There are so many blogs where the photographs are great, the culinary ideas delicious, and the writing down to earth. Not to mention that in the foodiesphere, it is participatory, i.e. you can have a conversation or send someone a smile through comments, email, or a vote on sites like Foodbuzz. I admit that we currently have subscriptions to Food & Wine (which used to be my least favorite, but may actually now be my most favorite) and Gourmet, but I have to wonder for how long. How do those magazines raise the bar to compete?
I now have 55 food blogs in my RSS feeder (luckily food blogs are much easier to scan and follow than other blog categories), and it continues to grow. Here are a few links to recipes over the last week or so that I want to try (in no particular order):
- Chefs Gone Wild: Catalan Coca with Sweet Onions, Piquillo Peppers, Olives & Aged Manchego Cheese
- 101 Cookbooks: Zucchini Ricotta Cheesecake Recipe
- The Pink Peppercorn: lovely, luscious lemon curd with cream
- Lucullian Delights: Italian Vegetable Terrine with Basil Sauce
- smitten kitchen: napa cabbage salad with buttermilk dressing
- wrightfood: Braised Pork Belly, Dragon’s tongue and fava beans, pickled shallots,, braising liquid sauce. (or Pork and Beans!)
- Bitten: Grilled Flank Steak With Provencal Herbs
- Bitten: Chard Stuffed With Risotto and Mozzarella (and video)
10 comments:
I know what you mean about not needing cooking magazines anymore. I used to be a magazine addict. I had piles of them and would never get thru them, now whatever I need is on the internet or via a blog (recipe). I don't get Bon Appetit anymore because they changed their format and font is too small. I hate Cooks Illustrated, too basic. I get only 1 mag now, Food & Wine, it is consistently good! Thanks Giff for another great post.
Stacey
Thanks Stacey :)
I completely agree. Not to mention you know they're tried and tested by real people in realistic kitchens!
I get so many different trade journals, everything from Market Watch, Hotel F&B to the Grand Hotel Pupp Journal, though this last one is just for fun, that I spend more time reading than cooking or baking. At least it feels like that.
However, foodbuzz has sucked me in. Oh wally, wally, wally.
I agree. I love looking at blogs, and pictures of food - good ones - make me want to create the dish. I love blogging.
So true and isn't it wonderful? I do love Saveur though, it's hard to part with!

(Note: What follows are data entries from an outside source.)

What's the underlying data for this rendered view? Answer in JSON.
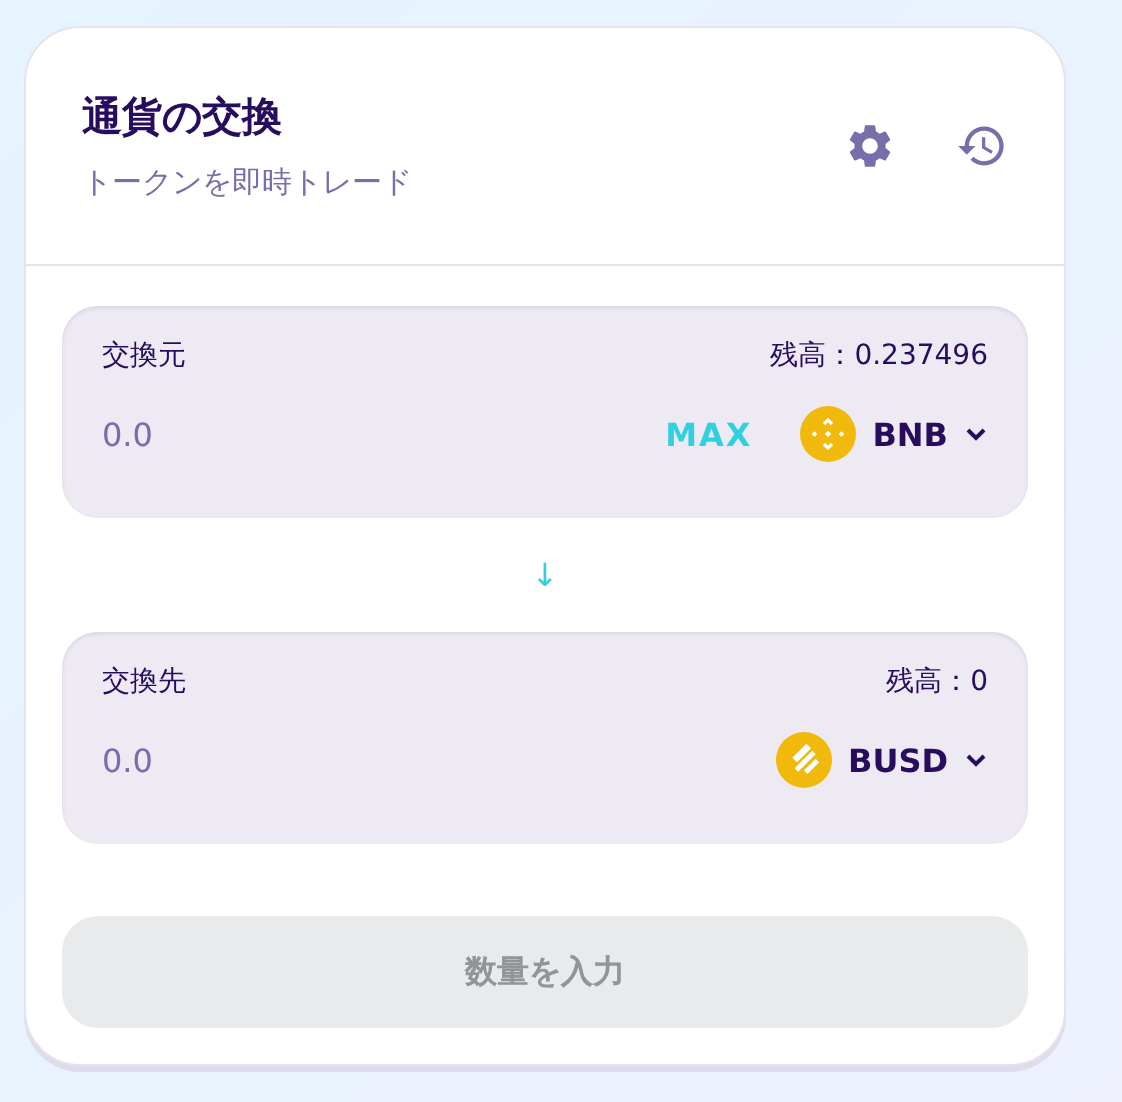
{
  "header": {
    "title": "通貨の交換",
    "subtitle": "トークンを即時トレード"
  },
  "panels": [
    {
      "label": "交換元",
      "balance": "残高：0.237496",
      "amount_placeholder": "0.0",
      "max_label": "MAX",
      "token": {
        "symbol": "BNB",
        "kind": "bnb"
      }
    },
    {
      "label": "交換先",
      "balance": "残高：0",
      "amount_placeholder": "0.0",
      "token": {
        "symbol": "BUSD",
        "kind": "busd"
      }
    }
  ],
  "swap_arrow": "↓",
  "action_button": {
    "label": "数量を入力",
    "disabled": true
  }
}
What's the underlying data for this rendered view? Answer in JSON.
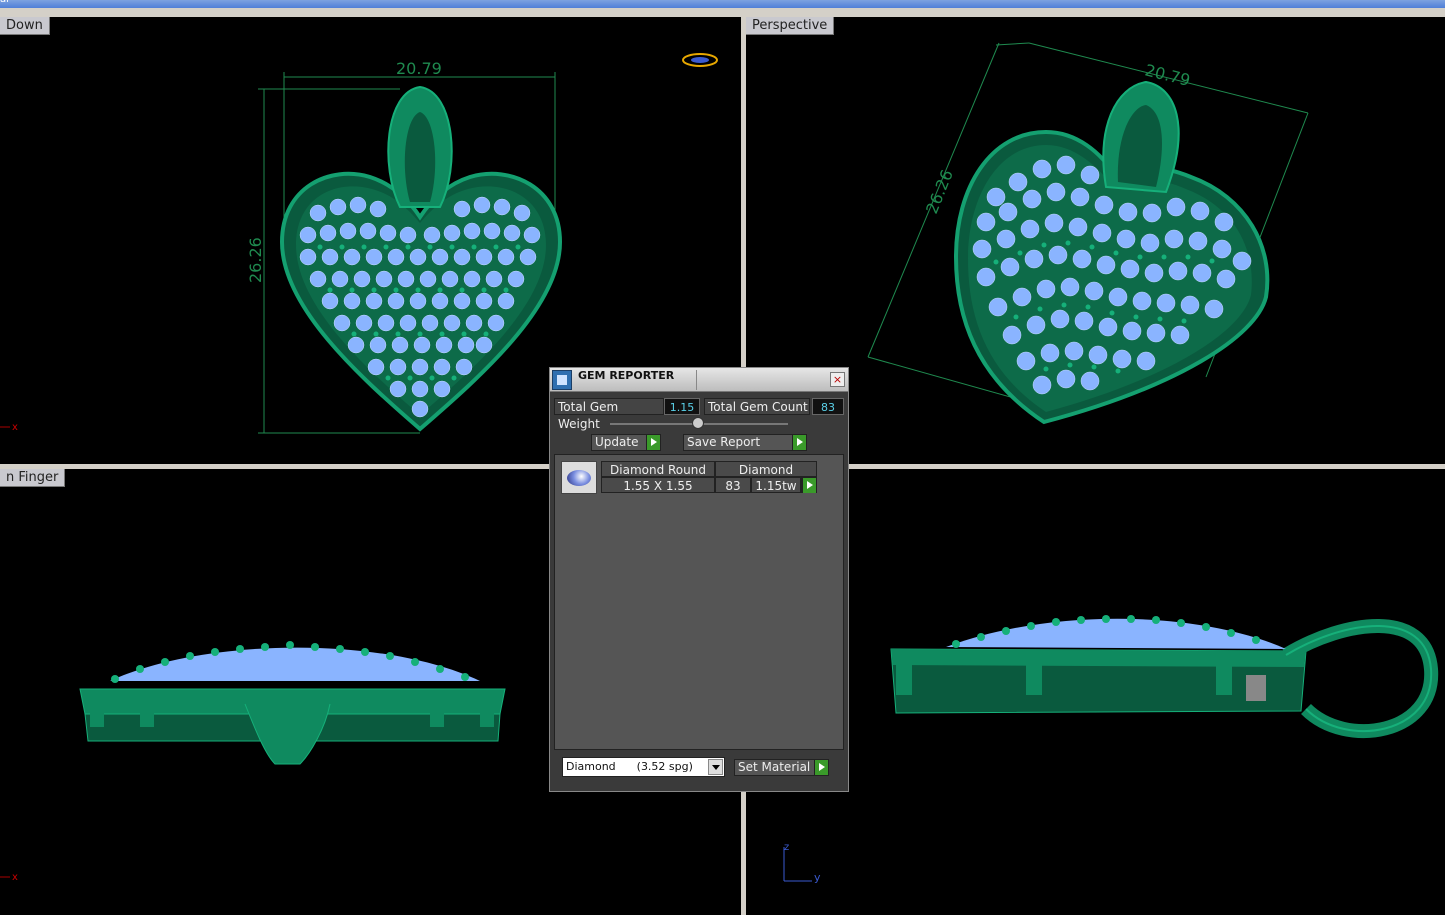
{
  "window": {
    "title_fragment": "al"
  },
  "viewports": {
    "top_left": {
      "label": "Down",
      "dim_width": "20.79",
      "dim_height": "26.26",
      "axis": "x"
    },
    "top_right": {
      "label": "Perspective",
      "dim_width": "20.79",
      "dim_height": "26.26"
    },
    "bottom_left": {
      "label": "n Finger",
      "axis": "x"
    },
    "bottom_right": {
      "axis_z": "z",
      "axis_y": "y"
    }
  },
  "gem_reporter": {
    "title": "GEM REPORTER",
    "close": "×",
    "total_weight_label": "Total Gem Weight",
    "total_weight_value": "1.15",
    "total_count_label": "Total Gem Count",
    "total_count_value": "83",
    "update_label": "Update",
    "save_report_label": "Save Report",
    "gems": [
      {
        "shape": "Diamond Round",
        "material": "Diamond",
        "size": "1.55 X 1.55",
        "count": "83",
        "weight": "1.15tw"
      }
    ],
    "material_select": "Diamond      (3.52 spg)",
    "set_material_label": "Set Material"
  },
  "colors": {
    "metal": "#0f8a5f",
    "stone": "#8ab4ff",
    "dimension": "#1f8a4f",
    "panel": "#3a3a3a"
  }
}
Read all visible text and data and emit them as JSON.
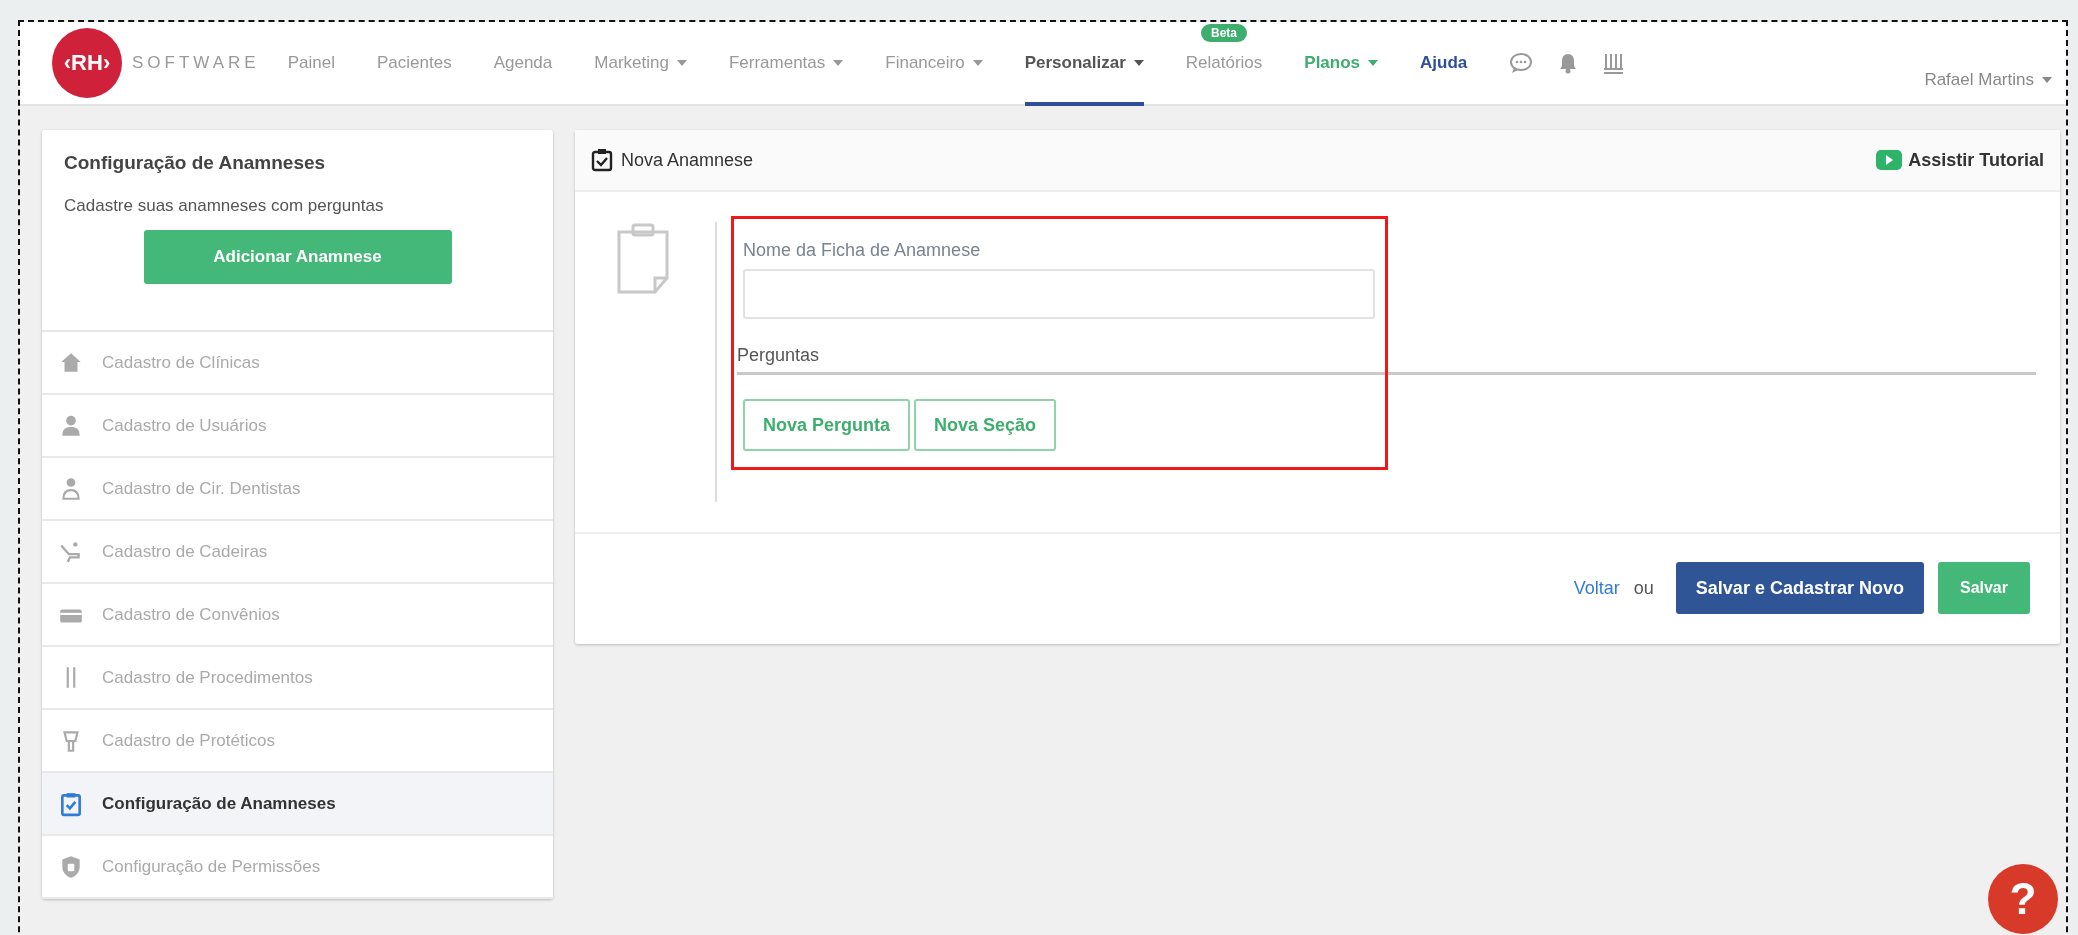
{
  "brand": {
    "logo": "‹RH›",
    "name": "SOFTWARE"
  },
  "nav": [
    {
      "label": "Painel",
      "dropdown": false,
      "selected": false
    },
    {
      "label": "Pacientes",
      "dropdown": false,
      "selected": false
    },
    {
      "label": "Agenda",
      "dropdown": false,
      "selected": false
    },
    {
      "label": "Marketing",
      "dropdown": true,
      "selected": false
    },
    {
      "label": "Ferramentas",
      "dropdown": true,
      "selected": false
    },
    {
      "label": "Financeiro",
      "dropdown": true,
      "selected": false
    },
    {
      "label": "Personalizar",
      "dropdown": true,
      "selected": true
    },
    {
      "label": "Relatórios",
      "dropdown": false,
      "selected": false,
      "badge": "Beta"
    },
    {
      "label": "Planos",
      "dropdown": true,
      "selected": false,
      "color": "#3dae6e"
    },
    {
      "label": "Ajuda",
      "dropdown": false,
      "selected": false,
      "color": "#2f4f9a"
    }
  ],
  "user": {
    "name": "Rafael Martins"
  },
  "sidebar": {
    "title": "Configuração de Anamneses",
    "subtitle": "Cadastre suas anamneses com perguntas",
    "button": "Adicionar Anamnese",
    "items": [
      {
        "label": "Cadastro de Clínicas",
        "selected": false
      },
      {
        "label": "Cadastro de Usuários",
        "selected": false
      },
      {
        "label": "Cadastro de Cir. Dentistas",
        "selected": false
      },
      {
        "label": "Cadastro de Cadeiras",
        "selected": false
      },
      {
        "label": "Cadastro de Convênios",
        "selected": false
      },
      {
        "label": "Cadastro de Procedimentos",
        "selected": false
      },
      {
        "label": "Cadastro de Protéticos",
        "selected": false
      },
      {
        "label": "Configuração de Anamneses",
        "selected": true
      },
      {
        "label": "Configuração de Permissões",
        "selected": false
      }
    ]
  },
  "panel": {
    "title": "Nova Anamnese",
    "tutorial": "Assistir Tutorial",
    "form": {
      "highlighted": true,
      "name_label": "Nome da Ficha de Anamnese",
      "questions_label": "Perguntas",
      "buttons": [
        "Nova Pergunta",
        "Nova Seção"
      ]
    },
    "footer": {
      "back": "Voltar",
      "or": "ou",
      "save_new": "Salvar e Cadastrar Novo",
      "save": "Salvar"
    }
  },
  "help_button": "?"
}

it's funny reeni - saveur used to be my favorite but it seems to me that they've evolved into a travel magazine. I've heard a number of people say that they've lost their enjoyment of Gourmet as they've gone more exotic and complicated. I used to dislike Food & Wine (it struck me as *only* about shortcuts for a while) but I feel that the mag has really improved and gotten more creative and interesting.
So interesting!
Bon Appetit isn't inspiring anymore - boring recipes. Food and Wine is OK and Gourmet is hit and miss. Recently there have been some excellent articles, but some month's I'm left with the feeling that I want my $2 back.
But don't give up on Savour. There is not ONE other food magazine and hardly any food blogs out there (in my opinion) that is like Savour. Reading Savour gives me the chills. It is what I wish my blog could be like - but then I'd need millions to be able to travel the globe like they can! They are informative, intellectual and creative. If you are into the authentic and traditional as well as food culture you'll LOVE Savour. I'm so glad they are still around and I hope they always will be!
re: saveur, chalk it up to my frustration seeing recipes with all these unusual ingredients that are a serious pain to get!
But I agree with you it can be a wonderful read.
There's an interesting travel and food blog that I discovered several weeks back called Rambling Spoon: http://ramblingspoon.com/blog/
i can't put saveur down, ever.
yes, it can use some hard-to-find ingredients, but it's introduced me to some of the most amazing foods i've ever tasted, like my absolute favorite tea, Uji Gyokuro.